Histoire d’un merle blanc

2000 - création à paris

Avec Stéphanie Tesson.
Toujours en tournée depuis sa création.

NOTE D’INTENTION DE MISE EN SCèNE « HISTOIRE D’UN MERLE BLANC »

Auteur : Alfred De Musset
Mise en Scène : Anne Bourgeois
Interprétation : Stéphanie Tesson
Lumière : Philippe Mathieu

Enfant ou oisillon, homme-pigeon ou clochard volant, le merle blanc est le symbole de la différence qui s’exile.
Une longue errance (toute une vie) passée sur les chemins à chercher en vain quelqu’un qui vous ressemble, parce qu’on ne peut jouir d’être unique et rare dans un monde où même les volatiles se doivent d’appartenir à une race connue.

Pour la mise en scène de cette fable du romantique Alfred de Musset, j’ai voulu que la comédienne, la merveilleuse Stéphanie Tesson, rassemble et porte en elle seule les stigmates de la solitude. Le conte transformé en monologue est adapté pour que s’incarnent en direct les personnages que croise le merle blanc tout au long de son périple. Comme hanté par leur présence, l’oiseau héroïque leur prête sa voix et son corps tandis qu’il se remémore ses rencontres.

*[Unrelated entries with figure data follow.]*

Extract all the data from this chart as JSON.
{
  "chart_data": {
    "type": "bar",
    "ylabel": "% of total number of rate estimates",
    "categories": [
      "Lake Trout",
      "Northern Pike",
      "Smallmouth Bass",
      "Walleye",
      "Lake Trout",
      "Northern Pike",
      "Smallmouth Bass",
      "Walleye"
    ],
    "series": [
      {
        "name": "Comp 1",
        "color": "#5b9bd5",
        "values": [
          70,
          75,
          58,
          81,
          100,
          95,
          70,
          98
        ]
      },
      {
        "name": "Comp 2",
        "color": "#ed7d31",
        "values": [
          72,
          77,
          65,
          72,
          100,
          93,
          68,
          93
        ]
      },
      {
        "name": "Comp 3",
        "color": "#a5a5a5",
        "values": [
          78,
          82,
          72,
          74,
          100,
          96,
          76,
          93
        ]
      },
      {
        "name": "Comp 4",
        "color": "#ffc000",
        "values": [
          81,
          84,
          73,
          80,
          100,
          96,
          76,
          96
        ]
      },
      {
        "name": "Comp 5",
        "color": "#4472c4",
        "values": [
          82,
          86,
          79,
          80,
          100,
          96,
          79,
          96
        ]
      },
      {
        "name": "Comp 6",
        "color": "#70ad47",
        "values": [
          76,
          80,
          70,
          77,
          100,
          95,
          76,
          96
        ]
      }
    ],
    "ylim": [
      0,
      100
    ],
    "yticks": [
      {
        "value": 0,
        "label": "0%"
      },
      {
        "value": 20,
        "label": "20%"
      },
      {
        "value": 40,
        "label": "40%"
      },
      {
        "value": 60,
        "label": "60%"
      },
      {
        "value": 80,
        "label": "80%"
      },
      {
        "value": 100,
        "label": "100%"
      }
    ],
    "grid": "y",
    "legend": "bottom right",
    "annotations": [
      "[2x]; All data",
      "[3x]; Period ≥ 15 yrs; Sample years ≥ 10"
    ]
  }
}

Pas de partenaire donc, pas de décor ni d’accessoires, puisque les souvenirs du merle jaillissent seulement de sa blessure pour le plonger dans la sensation toujours brûlante d’un passé revécu.
L’isolement de la comédienne favorise l’écoute du texte et concentre les regards du spectateur autant qu’il les perd : il n’y a que le merle à regarder et les désillusions qui pleuvent sur son corps en marche, imprimant à l’image un caractère absurde et dérisoire.

J’ai demandé à l’actrice une déambulation géographique adaptée au lieu qui accueille le spectacle : chaque mur est un espace pour mieux se cogner, chaque hauteur est un promontoire, arbre inaccessible prometteur du bonheur à atteindre, chaque mètre carré de sol devient son besogneux chemin de pèlerinage contre lequel il fait bon parfois, tout simplement s’étendre, pour mieux jouir des visiteurs.

L’humour du texte de Musset et le cocasse des situations sont accentués par un jeu organique et démesuré que l’actrice utilise pour incarner pigeon, pie, cacatoès et autres oiseaux de passage, heureux, vivants et en mouvement.
Par contraste, l’émotion candide du merle blanc résulte d’un jeu plus intérieur et plus immobile, assorti de furieuses courses dans le vide.

Quasi nudité du plateau, lumière compacte et dense favorisant la plongée dans le souvenir, costume blanc donnant de l’Homme à l’Oiseau et inversement, tout est construit dans l’idée de transformer la narration en dialogue, le souvenir en sensation vécue, la parabole en témoignage.